Saturday, March 3, 2012

Not stupid: 640K ought to be enough for anybody

Supposedly, Bill Gates once said, "640K ought to be enough for anybody." Maybe he said it, maybe he didn't. Let's say he said it. Also ignore that the decision decision wasn't entirely his; IBM had their own requirements.

Anyway, he got ridiculed for it, but it was actually a pretty sane decision. The target microprocessor only supported 20-bit addresses, meaning it could deal with at most 1MB of RAM. The 640K of RAM was for OS and application stuff, leaving 384K for supporting services like video. You could argue that the line should have been drawn in a different place, but the implication of those mocking that quote is that he could have avoided drawing a line.

Okay, so it's 1981, and you're working on this operating system for the original IBM PC. You have an easy way to support 640K of RAM. Do you stick to that or go for the fancy way of doing things that allows you to use more? If you go the fancy route, you:

  1. Take more time to develop

  2. Introduce complexity

  3. Risk doing it wrong


The last part is the most important one.

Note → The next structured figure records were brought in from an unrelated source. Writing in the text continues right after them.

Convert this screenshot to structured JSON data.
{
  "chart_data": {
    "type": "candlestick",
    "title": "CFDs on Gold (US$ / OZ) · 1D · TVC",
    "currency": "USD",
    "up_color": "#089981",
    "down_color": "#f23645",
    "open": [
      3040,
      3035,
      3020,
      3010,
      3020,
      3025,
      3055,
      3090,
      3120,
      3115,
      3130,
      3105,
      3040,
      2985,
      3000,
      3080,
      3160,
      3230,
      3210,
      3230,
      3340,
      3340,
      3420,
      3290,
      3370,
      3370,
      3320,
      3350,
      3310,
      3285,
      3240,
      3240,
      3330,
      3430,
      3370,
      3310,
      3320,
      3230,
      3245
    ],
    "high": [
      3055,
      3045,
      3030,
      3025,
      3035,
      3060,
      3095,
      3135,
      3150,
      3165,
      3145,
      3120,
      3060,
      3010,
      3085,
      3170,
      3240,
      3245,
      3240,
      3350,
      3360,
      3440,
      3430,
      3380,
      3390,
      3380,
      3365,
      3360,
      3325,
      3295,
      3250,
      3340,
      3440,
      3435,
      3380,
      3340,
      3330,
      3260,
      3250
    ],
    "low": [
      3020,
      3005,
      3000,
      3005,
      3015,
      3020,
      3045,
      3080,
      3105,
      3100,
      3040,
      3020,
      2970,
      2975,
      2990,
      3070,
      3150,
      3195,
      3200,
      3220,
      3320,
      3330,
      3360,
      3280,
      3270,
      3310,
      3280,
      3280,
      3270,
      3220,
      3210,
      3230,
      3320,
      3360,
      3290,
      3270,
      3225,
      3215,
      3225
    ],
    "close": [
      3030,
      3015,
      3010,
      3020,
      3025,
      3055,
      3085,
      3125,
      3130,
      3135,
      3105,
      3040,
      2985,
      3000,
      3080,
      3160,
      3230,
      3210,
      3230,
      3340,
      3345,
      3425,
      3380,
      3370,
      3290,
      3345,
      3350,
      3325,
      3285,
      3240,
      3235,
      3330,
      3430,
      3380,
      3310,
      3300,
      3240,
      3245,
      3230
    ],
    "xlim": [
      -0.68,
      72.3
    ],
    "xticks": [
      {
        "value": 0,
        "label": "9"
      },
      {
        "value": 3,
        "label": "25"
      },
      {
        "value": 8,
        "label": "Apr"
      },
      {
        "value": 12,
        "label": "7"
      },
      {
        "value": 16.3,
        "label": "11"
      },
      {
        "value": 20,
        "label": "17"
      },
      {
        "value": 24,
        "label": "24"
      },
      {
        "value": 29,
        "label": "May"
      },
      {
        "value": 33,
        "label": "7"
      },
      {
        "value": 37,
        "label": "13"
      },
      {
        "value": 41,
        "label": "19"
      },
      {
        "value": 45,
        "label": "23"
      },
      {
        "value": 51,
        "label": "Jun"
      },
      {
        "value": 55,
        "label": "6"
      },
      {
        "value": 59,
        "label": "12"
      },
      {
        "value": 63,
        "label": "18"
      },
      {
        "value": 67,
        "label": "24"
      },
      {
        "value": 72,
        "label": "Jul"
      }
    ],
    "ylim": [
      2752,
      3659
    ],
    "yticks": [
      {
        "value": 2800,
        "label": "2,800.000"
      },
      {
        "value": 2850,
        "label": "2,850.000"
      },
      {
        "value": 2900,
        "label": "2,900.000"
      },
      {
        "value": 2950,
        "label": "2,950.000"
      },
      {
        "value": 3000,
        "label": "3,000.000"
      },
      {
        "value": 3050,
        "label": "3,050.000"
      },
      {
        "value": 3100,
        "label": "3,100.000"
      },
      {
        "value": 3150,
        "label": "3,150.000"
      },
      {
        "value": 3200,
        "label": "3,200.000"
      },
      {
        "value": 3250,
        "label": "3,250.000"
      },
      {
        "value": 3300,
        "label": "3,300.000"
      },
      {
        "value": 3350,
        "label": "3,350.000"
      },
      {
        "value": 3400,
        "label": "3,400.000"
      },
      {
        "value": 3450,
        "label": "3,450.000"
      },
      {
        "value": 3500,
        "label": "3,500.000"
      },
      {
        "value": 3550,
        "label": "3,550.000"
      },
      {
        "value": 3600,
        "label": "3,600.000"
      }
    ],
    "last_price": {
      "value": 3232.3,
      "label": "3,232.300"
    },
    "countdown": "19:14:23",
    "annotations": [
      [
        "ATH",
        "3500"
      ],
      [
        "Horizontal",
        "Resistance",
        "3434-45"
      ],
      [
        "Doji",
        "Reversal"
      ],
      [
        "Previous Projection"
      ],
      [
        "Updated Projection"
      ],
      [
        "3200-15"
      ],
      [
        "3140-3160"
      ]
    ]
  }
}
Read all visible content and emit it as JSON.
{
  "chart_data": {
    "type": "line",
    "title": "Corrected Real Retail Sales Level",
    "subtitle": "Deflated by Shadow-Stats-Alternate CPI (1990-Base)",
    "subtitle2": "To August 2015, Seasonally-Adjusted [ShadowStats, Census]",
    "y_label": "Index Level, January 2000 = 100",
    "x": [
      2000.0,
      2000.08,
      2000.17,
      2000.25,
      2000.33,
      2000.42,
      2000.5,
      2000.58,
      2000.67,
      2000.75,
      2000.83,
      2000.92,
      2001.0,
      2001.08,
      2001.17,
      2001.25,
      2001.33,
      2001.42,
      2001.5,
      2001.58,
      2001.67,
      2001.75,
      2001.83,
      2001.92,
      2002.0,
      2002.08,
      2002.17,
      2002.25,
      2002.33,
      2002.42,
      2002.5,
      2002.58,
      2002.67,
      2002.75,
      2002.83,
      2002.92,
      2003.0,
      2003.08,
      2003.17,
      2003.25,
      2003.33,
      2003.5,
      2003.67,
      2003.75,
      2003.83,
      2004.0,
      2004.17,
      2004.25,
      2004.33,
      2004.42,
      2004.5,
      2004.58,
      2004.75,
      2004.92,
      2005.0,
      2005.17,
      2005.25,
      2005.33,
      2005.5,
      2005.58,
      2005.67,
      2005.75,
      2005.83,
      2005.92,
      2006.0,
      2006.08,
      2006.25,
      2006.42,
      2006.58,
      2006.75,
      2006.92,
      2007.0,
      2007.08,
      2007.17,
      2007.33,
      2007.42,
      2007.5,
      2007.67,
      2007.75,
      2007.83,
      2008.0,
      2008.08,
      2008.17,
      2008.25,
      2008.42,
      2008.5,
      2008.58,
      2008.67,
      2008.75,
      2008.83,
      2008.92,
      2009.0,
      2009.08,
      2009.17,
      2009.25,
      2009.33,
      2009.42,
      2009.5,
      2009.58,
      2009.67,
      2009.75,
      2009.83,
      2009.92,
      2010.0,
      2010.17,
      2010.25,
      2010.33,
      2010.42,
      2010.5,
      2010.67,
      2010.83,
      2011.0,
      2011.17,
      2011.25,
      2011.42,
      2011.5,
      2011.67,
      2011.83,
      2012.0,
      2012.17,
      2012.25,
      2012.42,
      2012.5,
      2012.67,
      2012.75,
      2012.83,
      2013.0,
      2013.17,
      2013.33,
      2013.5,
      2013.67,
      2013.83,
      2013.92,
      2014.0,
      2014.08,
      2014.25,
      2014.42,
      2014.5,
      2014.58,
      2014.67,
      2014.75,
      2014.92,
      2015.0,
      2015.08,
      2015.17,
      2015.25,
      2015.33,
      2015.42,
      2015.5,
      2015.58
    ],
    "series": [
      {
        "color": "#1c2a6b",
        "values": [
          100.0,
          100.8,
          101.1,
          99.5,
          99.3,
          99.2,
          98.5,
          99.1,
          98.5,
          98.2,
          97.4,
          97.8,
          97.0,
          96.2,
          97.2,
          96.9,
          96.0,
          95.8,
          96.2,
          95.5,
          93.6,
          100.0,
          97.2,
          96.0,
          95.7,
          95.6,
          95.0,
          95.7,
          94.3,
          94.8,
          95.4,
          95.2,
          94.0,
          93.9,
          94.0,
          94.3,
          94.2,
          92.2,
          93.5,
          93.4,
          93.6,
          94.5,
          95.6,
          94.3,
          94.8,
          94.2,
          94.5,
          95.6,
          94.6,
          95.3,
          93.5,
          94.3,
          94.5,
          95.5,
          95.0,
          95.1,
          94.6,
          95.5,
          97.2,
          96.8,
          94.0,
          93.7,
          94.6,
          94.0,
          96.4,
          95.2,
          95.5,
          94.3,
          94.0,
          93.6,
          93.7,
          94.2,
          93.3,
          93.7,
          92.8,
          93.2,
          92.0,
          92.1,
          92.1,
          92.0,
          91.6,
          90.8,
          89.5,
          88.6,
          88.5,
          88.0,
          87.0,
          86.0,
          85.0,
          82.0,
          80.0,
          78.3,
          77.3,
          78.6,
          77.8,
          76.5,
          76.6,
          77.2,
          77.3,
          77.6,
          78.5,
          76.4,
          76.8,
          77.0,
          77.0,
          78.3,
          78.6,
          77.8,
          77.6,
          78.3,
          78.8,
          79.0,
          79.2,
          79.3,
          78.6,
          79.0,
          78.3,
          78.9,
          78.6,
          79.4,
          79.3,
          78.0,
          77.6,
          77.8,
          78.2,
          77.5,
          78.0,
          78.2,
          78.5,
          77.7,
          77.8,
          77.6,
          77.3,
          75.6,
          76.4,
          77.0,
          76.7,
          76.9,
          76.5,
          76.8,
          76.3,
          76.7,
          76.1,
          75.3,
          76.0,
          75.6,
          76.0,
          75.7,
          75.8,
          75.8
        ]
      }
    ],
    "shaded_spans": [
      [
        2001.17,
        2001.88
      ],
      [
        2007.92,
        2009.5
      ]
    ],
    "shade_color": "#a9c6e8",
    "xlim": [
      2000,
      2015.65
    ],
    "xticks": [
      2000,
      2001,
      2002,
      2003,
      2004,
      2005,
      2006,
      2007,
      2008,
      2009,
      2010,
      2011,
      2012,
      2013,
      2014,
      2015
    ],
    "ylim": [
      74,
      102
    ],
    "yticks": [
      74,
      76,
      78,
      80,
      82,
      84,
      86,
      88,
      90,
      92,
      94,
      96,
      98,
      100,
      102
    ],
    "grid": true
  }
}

The machine supported 64KB RAM standard and 256KB if you maxed it out. Nobody had experience with a PC-like system that needed much more RAM than that. They could have guessed what future systems would need, and they'd probably be wrong. Not only would they be wrong, but they'd be wrong and boxed into a naive, ignorant implementation.

Better to kick that can down the road to a time when they needed to solve it. Waiting until then isn't (just) lazy, it's also a way to increase the chances of solving the problem right, because waiting until you need something generally means you end up with a pretty good idea of what you need.

"640K ought to be enough for anybody who's running DOS." If they get to a point where they need more than that, they're already so far beyond DOS's design that the 640K RAM limitation will be only one of multiple. Why eliminate just one of the blockers to that future user? It costs more now, costs more later, and doesn't even help. There's no such thing as infinite scalability, and building in hard limits to a system's capacity is the only sane way to build anything.

You have to draw a box around what you're trying to do. You've got to say, "I'm only going to solve this much." If you make the box a little too big, you probably won't solve anything well. If you make the box much too big, you won't solve anything at all. Solve the smaller problem well, and then come back later to make the box bigger.